I had already noticed much of his personality. The paper I scribbled was ripped off by one of this security guards when the session was over, but I remember: weak in humanity, weak in solidarity, weak Christian, he does not hesitate.

“I want to play with ink.”

“Oh, would you like to take the Rorschach Test?” I got my drawings I had not used in a long time. The last time I even touched them was when I graduated from college.

“Mr. O with the trophy of best president in history.” It was a frog. “Mr. O with the First Lady.” It was a dancer and a saxophonist. “Mr. O” was then repeated throughout ten images I presented him. I do not think a book was enough to diagnose him, it would take an international board to evaluate the extent of his persona. I knew little of almost nothing. Once we were finished, all the security guards accompanied Mr. O to the door. The bodyguard who had addressed me in the first place whispered in my left ear, “We’re here because Mr. O is not Mr. O, he’s just an eccentric who does not talk to anyone of our staff.” He handed me a card Rural Home.

“What do you plant?”

“Oranges.”

Everything had been nothing but fake. Fake worthy of the most beautiful cinematographic work. The Academic would not give Academy Award for Best Picture to dancers or werewolves. My face dripped relief, but I soon remembered that I had still voted for him. Regret crossed my spinal fluid. Guilt has taken my eyes from that damned day until now, until the rest of my life. But there is no point in feeling sorry for yourself.

In the twentieth century some used to think of being Napoleon, at a certain point they would have thought to be Herod, today they think they are the Forty-Sixth (minus one) President of the United States of America.

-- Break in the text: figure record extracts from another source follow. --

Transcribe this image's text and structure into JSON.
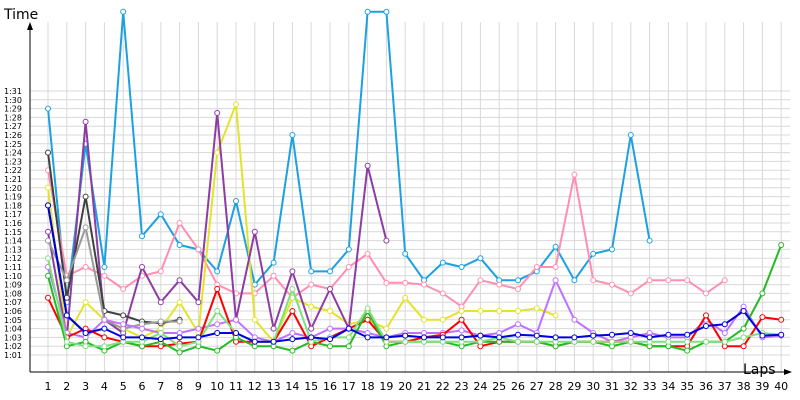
{
  "chart_data": {
    "type": "line",
    "xlabel": "Laps",
    "ylabel": "Time",
    "x_ticks": [
      1,
      2,
      3,
      4,
      5,
      6,
      7,
      8,
      9,
      10,
      11,
      12,
      13,
      14,
      15,
      16,
      17,
      18,
      19,
      20,
      21,
      22,
      23,
      24,
      25,
      26,
      27,
      28,
      29,
      30,
      31,
      32,
      33,
      34,
      35,
      36,
      37,
      38,
      39,
      40
    ],
    "y_ticks": [
      "1:01",
      "1:02",
      "1:03",
      "1:04",
      "1:05",
      "1:06",
      "1:07",
      "1:08",
      "1:09",
      "1:10",
      "1:11",
      "1:12",
      "1:13",
      "1:14",
      "1:15",
      "1:16",
      "1:17",
      "1:18",
      "1:19",
      "1:20",
      "1:21",
      "1:22",
      "1:23",
      "1:24",
      "1:25",
      "1:26",
      "1:27",
      "1:28",
      "1:29",
      "1:30",
      "1:31"
    ],
    "ylim_seconds": [
      60,
      92
    ],
    "xlim": [
      0.5,
      40
    ],
    "grid": true,
    "series": [
      {
        "color": "#1ba1e2",
        "x": [
          1,
          2,
          3,
          4,
          5,
          6,
          7,
          8,
          9,
          10,
          11,
          12,
          13,
          14,
          15,
          16,
          17,
          18,
          19,
          20,
          21,
          22,
          23,
          24,
          25,
          26,
          27,
          28,
          29,
          30,
          31,
          32,
          33
        ],
        "y": [
          89,
          67,
          85,
          71,
          100,
          74.5,
          77,
          73.5,
          73,
          70.5,
          78.5,
          69,
          71.5,
          86,
          70.5,
          70.5,
          73,
          100,
          100,
          72.5,
          69.5,
          71.5,
          71,
          72,
          69.5,
          69.5,
          70.5,
          73.3,
          69.5,
          72.5,
          73,
          86,
          74
        ]
      },
      {
        "color": "#ff8fb0",
        "x": [
          1,
          2,
          3,
          4,
          5,
          6,
          7,
          8,
          9,
          10,
          11,
          12,
          13,
          14,
          15,
          16,
          17,
          18,
          19,
          20,
          21,
          22,
          23,
          24,
          25,
          26,
          27,
          28,
          29,
          30,
          31,
          32,
          33,
          34,
          35,
          36,
          37
        ],
        "y": [
          82,
          70,
          71,
          70,
          68.5,
          70,
          70.5,
          76,
          73,
          69,
          68,
          68,
          70,
          67.5,
          69,
          68.5,
          71,
          72.5,
          69.2,
          69.2,
          69,
          68,
          66.5,
          69.5,
          69,
          68.5,
          71,
          71,
          81.5,
          69.5,
          69,
          68,
          69.5,
          69.5,
          69.5,
          68,
          69.5
        ]
      },
      {
        "color": "#e3e32b",
        "x": [
          1,
          2,
          3,
          4,
          5,
          6,
          7,
          8,
          9,
          10,
          11,
          12,
          13,
          14,
          15,
          16,
          17,
          18,
          19,
          20,
          21,
          22,
          23,
          24,
          25,
          26,
          27,
          28
        ],
        "y": [
          80,
          63,
          67,
          65,
          64,
          63,
          64,
          67,
          63.5,
          84,
          89.5,
          65,
          62.5,
          67.5,
          66.5,
          66,
          64.5,
          65,
          64,
          67.5,
          65,
          65,
          66,
          66,
          66,
          66,
          66.3,
          65.5
        ]
      },
      {
        "color": "#8e3ba3",
        "x": [
          1,
          2,
          3,
          4,
          5,
          6,
          7,
          8,
          9,
          10,
          11,
          12,
          13,
          14,
          15,
          16,
          17,
          18,
          19
        ],
        "y": [
          75,
          63,
          87.5,
          65,
          63.5,
          71,
          67,
          69.5,
          67,
          88.5,
          65,
          75,
          64,
          70.5,
          64,
          68.5,
          64,
          82.5,
          74
        ]
      },
      {
        "color": "#404040",
        "x": [
          1,
          2,
          3,
          4,
          5,
          6,
          7,
          8
        ],
        "y": [
          84,
          67.5,
          79,
          66,
          65.5,
          64.8,
          64.6,
          65
        ]
      },
      {
        "color": "#999999",
        "x": [
          1,
          2,
          3,
          4,
          5,
          6,
          7,
          8
        ],
        "y": [
          74,
          69.5,
          75.5,
          65,
          64,
          64.5,
          64.8,
          64.8
        ]
      },
      {
        "color": "#1a1a80",
        "x": [
          1,
          2,
          3
        ],
        "y": [
          78,
          65.5,
          63.5
        ]
      },
      {
        "color": "#c070ff",
        "x": [
          1,
          2,
          3,
          4,
          5,
          6,
          7,
          8,
          9,
          10,
          11,
          12,
          13,
          14,
          15,
          16,
          17,
          18,
          19,
          20,
          21,
          22,
          23,
          24,
          25,
          26,
          27,
          28,
          29,
          30,
          31,
          32,
          33,
          34,
          35,
          36,
          37,
          38,
          39,
          40
        ],
        "y": [
          71,
          63.5,
          63,
          65,
          64.5,
          64,
          63.5,
          63.5,
          64,
          64.5,
          65,
          63,
          62.5,
          63.5,
          63,
          64,
          64,
          63.5,
          63,
          63.5,
          63.5,
          63.5,
          63.8,
          63.2,
          63.5,
          64.5,
          63.5,
          69.5,
          65,
          63.5,
          62.5,
          63,
          63.5,
          63,
          63,
          65,
          63.5,
          66.5,
          63,
          63.2
        ]
      },
      {
        "color": "#ff0000",
        "x": [
          1,
          2,
          3,
          4,
          5,
          6,
          7,
          8,
          9,
          10,
          11,
          12,
          13,
          14,
          15,
          16,
          17,
          18,
          19,
          20,
          21,
          22,
          23,
          24,
          25,
          26,
          27,
          28,
          29,
          30,
          31,
          32,
          33,
          34,
          35,
          36,
          37,
          38,
          39,
          40
        ],
        "y": [
          67.5,
          63,
          64,
          63,
          62.5,
          62,
          62,
          62.3,
          62.5,
          68.5,
          62.5,
          62.5,
          62.5,
          66,
          62,
          63,
          64,
          65,
          62.5,
          62.5,
          63,
          63.3,
          65,
          62,
          62.5,
          62.5,
          62.5,
          62,
          62.5,
          62.5,
          62.5,
          62.5,
          62,
          62,
          62,
          65.5,
          62,
          62,
          65.3,
          65
        ]
      },
      {
        "color": "#22bb22",
        "x": [
          1,
          2,
          3,
          4,
          5,
          6,
          7,
          8,
          9,
          10,
          11,
          12,
          13,
          14,
          15,
          16,
          17,
          18,
          19,
          20,
          21,
          22,
          23,
          24,
          25,
          26,
          27,
          28,
          29,
          30,
          31,
          32,
          33,
          34,
          35,
          36,
          37,
          38,
          39,
          40
        ],
        "y": [
          70,
          62,
          62.5,
          61.5,
          62.5,
          62,
          62.5,
          61.3,
          62,
          61.5,
          63,
          62,
          62,
          61.5,
          62.5,
          62,
          62,
          66,
          62,
          62.5,
          62.5,
          62.5,
          62,
          62.5,
          62.5,
          62.5,
          62.5,
          62,
          62.5,
          62.5,
          62,
          62.5,
          62,
          62,
          61.5,
          62.5,
          62.5,
          64,
          68,
          73.5
        ]
      },
      {
        "color": "#7ee07e",
        "x": [
          1,
          2,
          3,
          4,
          5,
          6,
          7,
          8,
          9,
          10,
          11,
          12,
          13,
          14,
          15,
          16,
          17,
          18,
          19,
          20,
          21,
          22,
          23,
          24,
          25,
          26,
          27,
          28,
          29,
          30,
          31,
          32,
          33,
          34,
          35,
          36,
          37,
          38,
          39,
          40
        ],
        "y": [
          72,
          62.5,
          62,
          62,
          62.5,
          62.5,
          63.5,
          62,
          62.5,
          66,
          63.5,
          62.5,
          62.5,
          68.5,
          62.5,
          63,
          63,
          66.3,
          62.5,
          62.5,
          62.5,
          62.5,
          62.5,
          62.5,
          63,
          62.5,
          62.5,
          62.5,
          62.5,
          62.5,
          62.5,
          62.5,
          62.5,
          62.5,
          62.5,
          62.5,
          62.5,
          63,
          63.5,
          63.3
        ]
      },
      {
        "color": "#0000dd",
        "x": [
          1,
          2,
          3,
          4,
          5,
          6,
          7,
          8,
          9,
          10,
          11,
          12,
          13,
          14,
          15,
          16,
          17,
          18,
          19,
          20,
          21,
          22,
          23,
          24,
          25,
          26,
          27,
          28,
          29,
          30,
          31,
          32,
          33,
          34,
          35,
          36,
          37,
          38,
          39,
          40
        ],
        "y": [
          78,
          65.5,
          63.5,
          64,
          63,
          63,
          62.8,
          63,
          63,
          63.5,
          63.5,
          62.5,
          62.5,
          62.8,
          63,
          62.8,
          64,
          63,
          63,
          63.2,
          63,
          63,
          63,
          63.2,
          63,
          63.3,
          63.2,
          63,
          63,
          63.2,
          63.3,
          63.5,
          63,
          63.3,
          63.3,
          64.3,
          64.5,
          66,
          63.2,
          63.3
        ]
      }
    ]
  }
}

Ba-bas*, if I were a renowned physician, if I had a national program called Dr. Philadelphia, I would recommend to all of you to stop treating with oranges the moral scurvy that plagues the globe, the reincarnated totalitarians. We should never laugh at or with evil. To classify him as anything other than what he truly is, would be a disservice to the only race we have news of. One should always follow Hemingway’s footsteps and cut off the unnecessary, save any inappropriate adjective as the hungry divides the single meal under the moon-one day full, in the other void. Do not be fond of any possible transmitted megalomania. It’s like when you want to search for something and do you not find it, but after you delete one or two words and click on “I’m in luck,” voilà: a cynical and tanned tyrant.

 

 

*How We Heard the Name by Alan Dugan

 

 

 

 

 

Alexandre Bartolo Knabah

Alexandre Bartolo is a brazilian student who graduated from high school in 2015. He began writing poetry after two passings: Leonard Cohen, his hero, and America. He now seeks to be read, and enter medical school so that he can pay the bills.